US retail sales are incredibly strong, rising 1.9% month-on-month versus 0.8% consensus. Car sales (+3.6% MoM) were strong, which we already knew was going to be the case based on data from dealers. Instead the surprise was driven by the ex-autos component, which jumped 1.5% versus 0.4% consensus.

Strength was broad based with 12 out of 13 categories reporting a rise. That said, it does look as though back-to-school played a part with clothing rising 11% MoM and department stores seeing a 9.7% MoM gain. Normally you get a big boost to children clothing/school-related equipment sales in August as school returns, but that didn't happen because so many children are remote learning at home. Therefore, the typical decline in retail sales for these components didn’t happen this September. When combined with seasonal adjustments that would normally smooth this volatility, it appears to have dampened August’s figures and boosted September’s.

Nonetheless, we shouldn’t take too much away from what was a very good report, which saw sporting goods up 5.7%, health spending up 1.7% and eating/drinking out up 2.1%. There was also a sizeable 1.5% increase in gasoline station sales despite prices being flat on the month. This suggests there is more driving happening with the gradual return to more “normal” travel patterns continuing. The only parts of the report that could be described as soft were food sales at grocery stores, which were flat on the month and electronics reporting a 1.6% MoM fall.

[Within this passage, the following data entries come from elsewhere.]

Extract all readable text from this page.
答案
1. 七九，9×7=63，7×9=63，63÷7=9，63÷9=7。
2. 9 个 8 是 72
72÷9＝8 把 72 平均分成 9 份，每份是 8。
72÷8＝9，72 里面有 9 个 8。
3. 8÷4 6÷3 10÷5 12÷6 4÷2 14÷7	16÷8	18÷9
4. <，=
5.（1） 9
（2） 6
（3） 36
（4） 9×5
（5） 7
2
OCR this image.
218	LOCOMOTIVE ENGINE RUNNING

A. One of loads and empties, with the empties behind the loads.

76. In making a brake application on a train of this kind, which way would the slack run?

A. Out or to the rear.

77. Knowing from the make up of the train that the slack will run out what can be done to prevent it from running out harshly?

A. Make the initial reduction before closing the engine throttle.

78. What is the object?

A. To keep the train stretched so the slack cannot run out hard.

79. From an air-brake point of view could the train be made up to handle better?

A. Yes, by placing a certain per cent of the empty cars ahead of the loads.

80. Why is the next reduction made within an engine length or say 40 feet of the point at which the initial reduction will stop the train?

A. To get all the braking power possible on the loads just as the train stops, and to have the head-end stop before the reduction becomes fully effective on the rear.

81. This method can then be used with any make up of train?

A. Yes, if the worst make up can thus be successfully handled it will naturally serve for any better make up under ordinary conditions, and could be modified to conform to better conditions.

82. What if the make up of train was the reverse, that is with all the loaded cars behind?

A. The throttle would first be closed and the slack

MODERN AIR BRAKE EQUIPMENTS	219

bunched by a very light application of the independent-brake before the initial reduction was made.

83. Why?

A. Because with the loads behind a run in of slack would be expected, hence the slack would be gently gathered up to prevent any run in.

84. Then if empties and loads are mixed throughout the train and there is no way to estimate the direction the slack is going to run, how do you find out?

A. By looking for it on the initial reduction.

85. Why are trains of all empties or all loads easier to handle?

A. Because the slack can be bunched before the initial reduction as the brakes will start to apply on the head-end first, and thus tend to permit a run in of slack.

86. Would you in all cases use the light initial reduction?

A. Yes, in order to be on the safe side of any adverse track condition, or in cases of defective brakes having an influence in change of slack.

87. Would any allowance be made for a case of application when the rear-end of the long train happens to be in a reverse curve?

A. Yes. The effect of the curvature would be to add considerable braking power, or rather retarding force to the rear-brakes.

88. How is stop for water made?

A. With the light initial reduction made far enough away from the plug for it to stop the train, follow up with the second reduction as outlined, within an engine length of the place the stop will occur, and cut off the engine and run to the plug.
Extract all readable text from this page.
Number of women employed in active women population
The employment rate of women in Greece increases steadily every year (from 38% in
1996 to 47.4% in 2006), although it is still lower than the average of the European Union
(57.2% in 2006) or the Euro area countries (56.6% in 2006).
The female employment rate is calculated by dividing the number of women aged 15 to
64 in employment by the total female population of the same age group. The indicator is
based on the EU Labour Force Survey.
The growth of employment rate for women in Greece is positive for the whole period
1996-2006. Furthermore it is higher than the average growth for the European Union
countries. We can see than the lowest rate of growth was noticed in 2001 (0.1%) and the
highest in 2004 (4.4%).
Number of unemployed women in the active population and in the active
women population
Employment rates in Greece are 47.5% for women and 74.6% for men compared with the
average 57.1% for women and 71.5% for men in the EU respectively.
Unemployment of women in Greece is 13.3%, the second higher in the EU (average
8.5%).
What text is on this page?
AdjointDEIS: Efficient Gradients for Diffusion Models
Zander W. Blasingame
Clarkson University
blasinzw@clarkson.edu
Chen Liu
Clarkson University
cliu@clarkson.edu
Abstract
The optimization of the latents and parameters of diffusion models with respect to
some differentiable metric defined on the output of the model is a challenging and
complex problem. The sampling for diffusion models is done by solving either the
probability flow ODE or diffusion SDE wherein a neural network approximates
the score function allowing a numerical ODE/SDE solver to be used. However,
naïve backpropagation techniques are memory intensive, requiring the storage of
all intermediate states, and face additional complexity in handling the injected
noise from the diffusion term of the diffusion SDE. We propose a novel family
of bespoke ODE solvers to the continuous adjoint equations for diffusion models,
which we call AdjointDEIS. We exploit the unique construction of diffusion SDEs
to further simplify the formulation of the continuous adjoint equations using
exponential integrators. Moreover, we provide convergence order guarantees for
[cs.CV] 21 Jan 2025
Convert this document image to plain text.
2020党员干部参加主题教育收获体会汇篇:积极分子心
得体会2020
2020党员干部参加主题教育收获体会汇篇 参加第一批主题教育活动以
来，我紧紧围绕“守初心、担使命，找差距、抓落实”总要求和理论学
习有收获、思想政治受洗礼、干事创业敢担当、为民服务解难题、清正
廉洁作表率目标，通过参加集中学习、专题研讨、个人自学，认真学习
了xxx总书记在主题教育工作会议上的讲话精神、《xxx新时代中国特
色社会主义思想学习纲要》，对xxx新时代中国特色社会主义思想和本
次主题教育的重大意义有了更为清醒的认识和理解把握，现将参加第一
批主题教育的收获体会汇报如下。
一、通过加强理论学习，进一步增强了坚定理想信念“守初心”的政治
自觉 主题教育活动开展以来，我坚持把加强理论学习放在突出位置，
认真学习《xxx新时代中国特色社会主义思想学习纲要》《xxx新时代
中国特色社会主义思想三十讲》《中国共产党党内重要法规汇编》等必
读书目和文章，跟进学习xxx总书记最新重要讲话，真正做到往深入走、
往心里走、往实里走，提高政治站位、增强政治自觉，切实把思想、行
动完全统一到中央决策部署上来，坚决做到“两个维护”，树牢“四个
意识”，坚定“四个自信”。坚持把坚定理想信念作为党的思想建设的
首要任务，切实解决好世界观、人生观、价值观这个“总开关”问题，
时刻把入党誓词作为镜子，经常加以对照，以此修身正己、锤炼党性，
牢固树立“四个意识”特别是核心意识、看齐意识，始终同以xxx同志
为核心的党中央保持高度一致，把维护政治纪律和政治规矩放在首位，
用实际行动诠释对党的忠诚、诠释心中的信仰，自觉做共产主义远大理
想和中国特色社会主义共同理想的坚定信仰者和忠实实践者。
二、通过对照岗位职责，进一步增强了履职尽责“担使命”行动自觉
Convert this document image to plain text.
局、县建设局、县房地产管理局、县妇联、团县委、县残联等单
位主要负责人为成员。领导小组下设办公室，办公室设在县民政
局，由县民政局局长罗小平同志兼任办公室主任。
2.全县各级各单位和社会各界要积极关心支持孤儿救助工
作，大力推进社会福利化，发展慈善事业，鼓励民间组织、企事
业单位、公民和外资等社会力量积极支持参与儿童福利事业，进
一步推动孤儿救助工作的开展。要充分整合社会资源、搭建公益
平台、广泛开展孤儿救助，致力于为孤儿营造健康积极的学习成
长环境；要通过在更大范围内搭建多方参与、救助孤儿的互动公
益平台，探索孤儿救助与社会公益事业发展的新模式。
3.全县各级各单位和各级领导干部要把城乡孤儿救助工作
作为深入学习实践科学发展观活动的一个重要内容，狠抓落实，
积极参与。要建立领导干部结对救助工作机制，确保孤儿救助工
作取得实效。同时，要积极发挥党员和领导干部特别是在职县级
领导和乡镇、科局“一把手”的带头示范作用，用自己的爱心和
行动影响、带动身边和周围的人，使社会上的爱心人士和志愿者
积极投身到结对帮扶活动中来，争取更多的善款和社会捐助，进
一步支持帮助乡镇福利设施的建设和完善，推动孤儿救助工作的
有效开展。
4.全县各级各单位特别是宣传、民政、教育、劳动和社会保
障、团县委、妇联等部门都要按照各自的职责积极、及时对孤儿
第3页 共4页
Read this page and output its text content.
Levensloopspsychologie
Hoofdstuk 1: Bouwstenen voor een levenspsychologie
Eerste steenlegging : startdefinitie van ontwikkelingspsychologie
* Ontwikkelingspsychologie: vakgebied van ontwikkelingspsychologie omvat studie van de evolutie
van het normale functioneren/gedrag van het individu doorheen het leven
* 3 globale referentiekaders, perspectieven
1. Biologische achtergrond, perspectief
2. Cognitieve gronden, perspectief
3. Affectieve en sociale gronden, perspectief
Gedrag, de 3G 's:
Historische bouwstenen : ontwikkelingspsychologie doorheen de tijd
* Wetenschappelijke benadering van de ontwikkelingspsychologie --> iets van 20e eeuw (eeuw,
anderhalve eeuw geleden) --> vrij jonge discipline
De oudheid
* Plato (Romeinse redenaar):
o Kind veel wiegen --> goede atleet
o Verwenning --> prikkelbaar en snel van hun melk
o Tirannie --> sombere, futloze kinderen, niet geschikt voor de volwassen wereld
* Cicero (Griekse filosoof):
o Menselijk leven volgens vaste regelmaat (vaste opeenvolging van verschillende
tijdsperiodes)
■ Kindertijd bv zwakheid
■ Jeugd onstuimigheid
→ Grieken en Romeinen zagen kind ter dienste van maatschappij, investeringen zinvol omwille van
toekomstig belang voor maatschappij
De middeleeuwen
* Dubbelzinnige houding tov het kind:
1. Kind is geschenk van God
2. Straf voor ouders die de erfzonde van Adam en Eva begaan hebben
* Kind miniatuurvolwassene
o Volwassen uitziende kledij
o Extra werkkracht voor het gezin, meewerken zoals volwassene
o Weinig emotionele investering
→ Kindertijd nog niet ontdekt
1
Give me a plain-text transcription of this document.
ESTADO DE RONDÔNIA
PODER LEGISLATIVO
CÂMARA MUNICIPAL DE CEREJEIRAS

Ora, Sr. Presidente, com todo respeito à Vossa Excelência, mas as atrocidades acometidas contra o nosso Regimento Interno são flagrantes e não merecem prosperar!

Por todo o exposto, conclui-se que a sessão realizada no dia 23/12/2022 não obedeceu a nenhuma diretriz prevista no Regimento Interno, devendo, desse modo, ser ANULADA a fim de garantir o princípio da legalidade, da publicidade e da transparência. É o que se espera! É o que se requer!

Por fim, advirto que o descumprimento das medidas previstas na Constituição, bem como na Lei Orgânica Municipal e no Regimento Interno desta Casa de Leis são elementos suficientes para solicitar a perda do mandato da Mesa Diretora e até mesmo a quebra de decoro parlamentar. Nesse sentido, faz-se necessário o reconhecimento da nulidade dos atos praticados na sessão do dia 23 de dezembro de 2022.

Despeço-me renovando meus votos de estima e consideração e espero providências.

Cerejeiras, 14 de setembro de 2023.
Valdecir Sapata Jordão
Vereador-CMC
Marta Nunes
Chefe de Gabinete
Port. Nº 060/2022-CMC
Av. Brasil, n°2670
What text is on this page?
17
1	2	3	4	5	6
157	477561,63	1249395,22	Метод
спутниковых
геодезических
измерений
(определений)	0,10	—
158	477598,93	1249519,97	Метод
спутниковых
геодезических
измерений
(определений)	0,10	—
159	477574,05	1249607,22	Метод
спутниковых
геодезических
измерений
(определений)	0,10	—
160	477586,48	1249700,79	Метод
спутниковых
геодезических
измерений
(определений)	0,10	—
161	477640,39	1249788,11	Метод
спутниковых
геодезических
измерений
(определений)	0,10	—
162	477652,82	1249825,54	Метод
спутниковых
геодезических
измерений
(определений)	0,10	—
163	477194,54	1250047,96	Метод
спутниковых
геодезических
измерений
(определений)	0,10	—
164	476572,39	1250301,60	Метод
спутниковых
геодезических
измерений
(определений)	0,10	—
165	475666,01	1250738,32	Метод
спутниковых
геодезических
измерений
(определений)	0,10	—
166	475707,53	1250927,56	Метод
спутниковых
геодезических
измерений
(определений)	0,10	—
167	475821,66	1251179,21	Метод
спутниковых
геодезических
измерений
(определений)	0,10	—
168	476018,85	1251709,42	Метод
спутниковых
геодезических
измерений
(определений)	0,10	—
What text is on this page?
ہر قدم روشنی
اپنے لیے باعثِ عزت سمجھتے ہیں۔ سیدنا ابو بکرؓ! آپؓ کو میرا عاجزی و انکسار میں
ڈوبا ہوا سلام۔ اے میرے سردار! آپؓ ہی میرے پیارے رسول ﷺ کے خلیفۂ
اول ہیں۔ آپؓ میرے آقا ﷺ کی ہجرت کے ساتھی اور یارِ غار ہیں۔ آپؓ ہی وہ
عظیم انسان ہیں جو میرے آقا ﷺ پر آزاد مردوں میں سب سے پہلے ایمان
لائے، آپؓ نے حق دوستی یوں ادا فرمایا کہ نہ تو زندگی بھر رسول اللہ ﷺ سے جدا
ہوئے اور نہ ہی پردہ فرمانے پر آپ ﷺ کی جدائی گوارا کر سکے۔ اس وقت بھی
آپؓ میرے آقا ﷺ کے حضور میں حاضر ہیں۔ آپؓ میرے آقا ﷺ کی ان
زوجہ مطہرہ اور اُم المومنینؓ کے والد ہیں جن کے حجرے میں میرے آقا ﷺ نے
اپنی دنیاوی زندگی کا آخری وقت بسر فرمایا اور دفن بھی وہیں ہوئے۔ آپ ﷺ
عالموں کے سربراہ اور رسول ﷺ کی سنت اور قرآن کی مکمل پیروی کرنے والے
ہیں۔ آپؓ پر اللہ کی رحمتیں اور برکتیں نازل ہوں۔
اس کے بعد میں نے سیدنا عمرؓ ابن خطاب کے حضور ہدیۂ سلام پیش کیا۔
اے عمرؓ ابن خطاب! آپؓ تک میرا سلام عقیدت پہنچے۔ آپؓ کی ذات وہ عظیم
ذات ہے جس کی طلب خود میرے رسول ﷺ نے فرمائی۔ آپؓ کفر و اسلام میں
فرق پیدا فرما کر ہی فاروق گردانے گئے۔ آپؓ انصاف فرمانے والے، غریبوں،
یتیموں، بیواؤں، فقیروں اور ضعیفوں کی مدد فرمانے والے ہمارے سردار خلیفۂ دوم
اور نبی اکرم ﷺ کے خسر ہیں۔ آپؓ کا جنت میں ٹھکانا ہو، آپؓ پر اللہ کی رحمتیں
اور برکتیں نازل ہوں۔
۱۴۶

Level of retail sales Feb 2020 = 100

Source: Macrobond, ING
Macrobond, ING

Robust household finances drive spending

The strength reflects the robust income gains that we have seen this year. The government’s response to the crisis was to boost the safety net for households by expanding unemployment benefits, which saw incomes rise sharply. The rise in government social security transfers – the $1,200 check and the additional $600/week Federal unemployment benefit – more than offset the fall in employment income from people losing their jobs. Consequently household finances are in great shape with the savings rate having surged and consumer credit data showing a significant shrinking in credit card balances. There is clearly momentum behind spending.

Personal income (USDtr) and the savings ratio

Source: Macrobond, ING
Macrobond, ING

More challenges to come

That said, there will be more challenges for retailers as the employment picture seems to be softening. High frequency Homebase employment data is flat lining while yesterday’s weekly initial claims data moving up towards 900,000 underscores the strains that continue in the jobs market. This suggests we are likely to see only a limited rise in October payrolls with some forecasters foreseeing the possibility of an outright fall.

We also know unemployment benefits are being tapered and overall incomes are subsiding (see chart above). At least there is a savings buffer and we expect ongoing positive spending readings. However, these challenges and uncertainty about Covid-19, particularly the fear that European-style containment measures could eventually return to parts of the US, may mean fewer upside surprises in coming months.